Citing the two stimulus packages announced in November 2008 and March 2009 due to the US sub prime crisis, he said the government had injected about RM67 billion into the local economy then.
However, as Covid-19 continues to erode market sentiment, the ripple effect from the main affected sectors would spread to other sectors as well such as finance.
According to Mohd Afzanizam, the three main sectors that need to be considered are the healthcare, informal and household debt sectors.
“The healthcare sector needs to be the main priority with a special allocation being directed straight to it. The healthcare sector is under an intense situation, which would lead them to use all of their initial allocation in a short period,” he said.
As for the informal sector, which involves workers who are self-employed or who work for those who are self- employed, Mohd Afzanizam said this would be the most vulnerable group once an economic downturn takes place, which would cause them to lose all their income in one go.
What is worse, they do not have a comprehensive social safety net.
People who earn a living through self-employment are in most cases not on payrolls with Employees Provident Fund (EPF) contribution or health coverage; thus they would experience a free fall.
From the taxation perspective, KPMG Malaysia views that with the drop in oil prices, coupled with the ongoing Covid-19 pandemic, Malaysians from all walks of life are looking to the government for ways to prevent the economy from sliding.
KPMG Malaysia head of tax Tai Lai Kok and its head of indirect tax Ng Sue Lynn said despite the prevailing situation, measures taken must also ensure that the government’s coffers are spared.
“The objective is to address the immediate economic situation. Perhaps it is better to look at more targeted measures for selected industries.
“With the oil revenue declining, it may be tough for the government to balance between reducing tax collections to spur the economy versus generating enough revenue to prevent the country’s deficit rate from increasing,” they said in an email to Bernama.
They added that targeted approaches such as selective tax exemptions for affected and vital industries such as manufacturing, healthcare and the small and medium enterprises, apart from tourism, could be more effective to match the incentives with those who would directly benefit from them.
“This could be seen with the recent Economic Stimulus Package (ESP) 2020 announced last month. Perhaps, such tax exemptions should also be accompanied with a return mechanism or scorecard measurement, so that such beneficiaries can contribute back to the country once the economy picks up,” they suggested.
For businesses, cash flow is a significant challenge at present.
“(Hence), the deferment of tax instalment payments for the tourism industry as announced in the 2020 Economic Stimulus Package is a good move, but it should be extended to other affected industries as there is certainly a ‘knock-on domino effect’,” they said.
The tax experts said re-introducing the Goods and Services Tax now, even at a lower rate, is a cost which is definitely not welcomed despite it being one of the most common request.
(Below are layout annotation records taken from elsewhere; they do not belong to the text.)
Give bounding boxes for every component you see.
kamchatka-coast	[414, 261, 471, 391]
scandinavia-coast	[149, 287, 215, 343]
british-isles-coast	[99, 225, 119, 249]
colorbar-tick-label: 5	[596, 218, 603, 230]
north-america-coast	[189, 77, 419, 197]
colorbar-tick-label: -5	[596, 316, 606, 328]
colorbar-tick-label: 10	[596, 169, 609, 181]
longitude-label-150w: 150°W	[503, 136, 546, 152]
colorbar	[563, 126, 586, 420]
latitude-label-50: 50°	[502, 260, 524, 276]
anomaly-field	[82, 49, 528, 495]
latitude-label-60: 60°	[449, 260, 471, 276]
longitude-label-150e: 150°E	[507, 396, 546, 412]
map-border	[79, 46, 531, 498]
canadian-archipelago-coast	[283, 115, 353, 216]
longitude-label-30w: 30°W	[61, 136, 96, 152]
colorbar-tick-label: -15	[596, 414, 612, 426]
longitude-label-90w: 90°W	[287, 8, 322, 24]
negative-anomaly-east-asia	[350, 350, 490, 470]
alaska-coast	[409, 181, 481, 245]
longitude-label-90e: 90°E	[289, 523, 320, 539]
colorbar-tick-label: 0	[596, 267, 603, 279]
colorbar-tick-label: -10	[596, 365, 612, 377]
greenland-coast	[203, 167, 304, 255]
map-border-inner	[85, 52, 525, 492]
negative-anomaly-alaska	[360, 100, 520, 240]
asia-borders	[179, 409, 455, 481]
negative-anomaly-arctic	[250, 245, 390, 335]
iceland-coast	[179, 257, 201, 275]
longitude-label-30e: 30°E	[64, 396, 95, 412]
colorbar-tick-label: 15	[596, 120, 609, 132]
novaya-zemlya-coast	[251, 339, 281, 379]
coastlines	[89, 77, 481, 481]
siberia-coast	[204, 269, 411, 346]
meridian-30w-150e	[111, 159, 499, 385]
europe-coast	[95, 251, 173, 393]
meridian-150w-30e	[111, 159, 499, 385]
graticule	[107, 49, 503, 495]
“The objective should be to lower the prices of essential goods and services to be more affordable in the current economic crisis,” they said.
Finally, the duo also stressed that at this juncture, taxing the black economy should be prioritised, particularly where tax-paying businesses are suffering but the underground economy is operating unchecked.
“It is said that the size of the black economy is unknown, and if the authorities can plug the tax leakages from this economy, it would definitely help alleviate the country’s budget deficit without burdening the rakyat,” they said.
A downturn is imminent, jobs are at risk, and some quarters may lose their income, but the storm will no doubt pass. The dark clouds will disperse, bringing the sun out once more.
It is time for Malaysians to put aside differences, be it personal or political, and give their undivided support to the government to strengthen the nation and economy.
Together, we can weather these challenges.